Waktunya Berbuka / Danau Sore Part 3


Buber, bukber, iftar jama’I, atau apalah itu intinya adalah menunggu adzan maghrib, makan bersama, mengobrol tanpa arah kemudian kembali ke rutinitas masing-masing. Mungkin kamu yang di sana tak pernah tau dari sekian banyak momen buka bersama, malam itu adalah puncak kebencianku terhadap keironisan buka bersama. Sebelumnya aku selalu saja mewajari kebosanan, kesuntukan, serta hal-hal tidak penting lainnya setiap acara buka bersama yang tidak sedikit menguras puluhan ribu rupiah tiap acaranya.

Berita diadakannya buka bersama angkatan alumni SMAku muncul pertama kali ketika seorang teman bernama, Fuadz memulai percakapan di grup angkatan, “Guys, nggak ada yang tertarik buber kah? Kalo ada berapa yang mau? Aku pengen tau” kurang lebih begitu katanya.
Satu persatu anak mulai membalas dengan budaya copy-pastenya, “Aku (1),” “Aku (2),” “Aku (3),” dan seterusnya hingga angka 120 an. Kemudian aku mendapat berita dari teman dekatku yang sekarang menjadi mahasiswi ITS, April, bahwa Lily, juga akan menghadiri acara membosankan tersebut. Aku pun langsung mengubah keputusanku dan tanpa berpikir panjang bahwa aku harus ikut acara tersebut.
Siapa Lily? Mengapa aku sampai rela mengorbankan waktu dan uangku demi bertemu dengannya? Apakah aku perlu beritahu? Ataukah hanya aku dan keheningan malam saja yang menyimpannya rapat-rapat? Sudahlah. Sudah menjadi rahasia umum, bahwa gadis dengan profile picture teratai merah itu memiliki senyum yang membekas di ingatanku. Selama tiga tahun aku mencoba menginterpretasikan keanggunannya dalam goresan-goresan pensil yang tidak jarang aku kirim kepadanya. Karena Lily juga lah yang membuatku tak berdaya untuk berkata-kata di kantin sekolah saat pengambilan ijazah dulu. Lily lah yang membuatku merelakan satu-satunya novel paling berharga dari Ibuku karya HAMKA, Tenggelamnya Kapal Van Der Wijck, kepadanya.

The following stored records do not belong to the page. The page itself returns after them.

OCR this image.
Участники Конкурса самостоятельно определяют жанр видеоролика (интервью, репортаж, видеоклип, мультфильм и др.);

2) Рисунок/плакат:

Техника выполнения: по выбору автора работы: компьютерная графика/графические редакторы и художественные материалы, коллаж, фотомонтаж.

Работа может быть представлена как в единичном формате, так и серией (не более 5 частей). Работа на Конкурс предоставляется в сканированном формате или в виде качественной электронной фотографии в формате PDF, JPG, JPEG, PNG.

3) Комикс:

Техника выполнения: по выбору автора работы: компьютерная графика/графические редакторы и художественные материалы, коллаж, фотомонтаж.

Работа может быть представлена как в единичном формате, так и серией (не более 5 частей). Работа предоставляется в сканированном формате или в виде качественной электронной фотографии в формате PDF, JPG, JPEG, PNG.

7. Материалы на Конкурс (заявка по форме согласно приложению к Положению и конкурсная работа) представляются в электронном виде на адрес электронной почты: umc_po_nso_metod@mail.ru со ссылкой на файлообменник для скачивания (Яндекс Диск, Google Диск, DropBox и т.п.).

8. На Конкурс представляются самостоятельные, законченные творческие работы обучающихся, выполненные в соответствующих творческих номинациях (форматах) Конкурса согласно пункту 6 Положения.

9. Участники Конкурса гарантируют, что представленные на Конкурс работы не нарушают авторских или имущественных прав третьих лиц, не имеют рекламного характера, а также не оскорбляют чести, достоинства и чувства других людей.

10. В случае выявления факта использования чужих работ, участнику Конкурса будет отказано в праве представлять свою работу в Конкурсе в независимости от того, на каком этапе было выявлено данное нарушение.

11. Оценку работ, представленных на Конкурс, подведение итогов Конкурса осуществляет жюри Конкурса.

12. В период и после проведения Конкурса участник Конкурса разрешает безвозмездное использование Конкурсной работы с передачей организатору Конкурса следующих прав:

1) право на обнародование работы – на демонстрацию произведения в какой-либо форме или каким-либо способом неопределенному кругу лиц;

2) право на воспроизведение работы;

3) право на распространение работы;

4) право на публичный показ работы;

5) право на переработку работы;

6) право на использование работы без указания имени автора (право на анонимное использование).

Nyanyian Gus Dur pun mulai berkumandang. Ketika aku menunggu Dana, Rahmad, dan Wika di lobi sekolah sambil menatap pecahnya langit senja saat itu, Vania dan Fara meminta tolong kepadaku untuk mengambil gambar mereka berdua. Sedangkan Lily berada pas di belakang mereka. Aku hanya bisa pura-pura tidak tahu. Bodohnya aku malah menampilkan topengku. Aku berteriak-teriak mengatur posisi Vania dan Fara dari kejauhan berharap Lily menyadari eksistensiku. Aku bukan orang introvert maupun ekstrovert. Aku juga bukan orang dengan kepribadian ganda. Entah aku juga tidak begitu paham jati diriku. Yang pasti aku masih menyukainya setelah sejak setahun lalu Lily dengan tegas mengatakan,
“Terima kasih Suf, baru kali ini ada orang menyampaikan perasaannya padaku. Namun aku lagi nggak ada perasaan apapun pada siapapun saat ini.”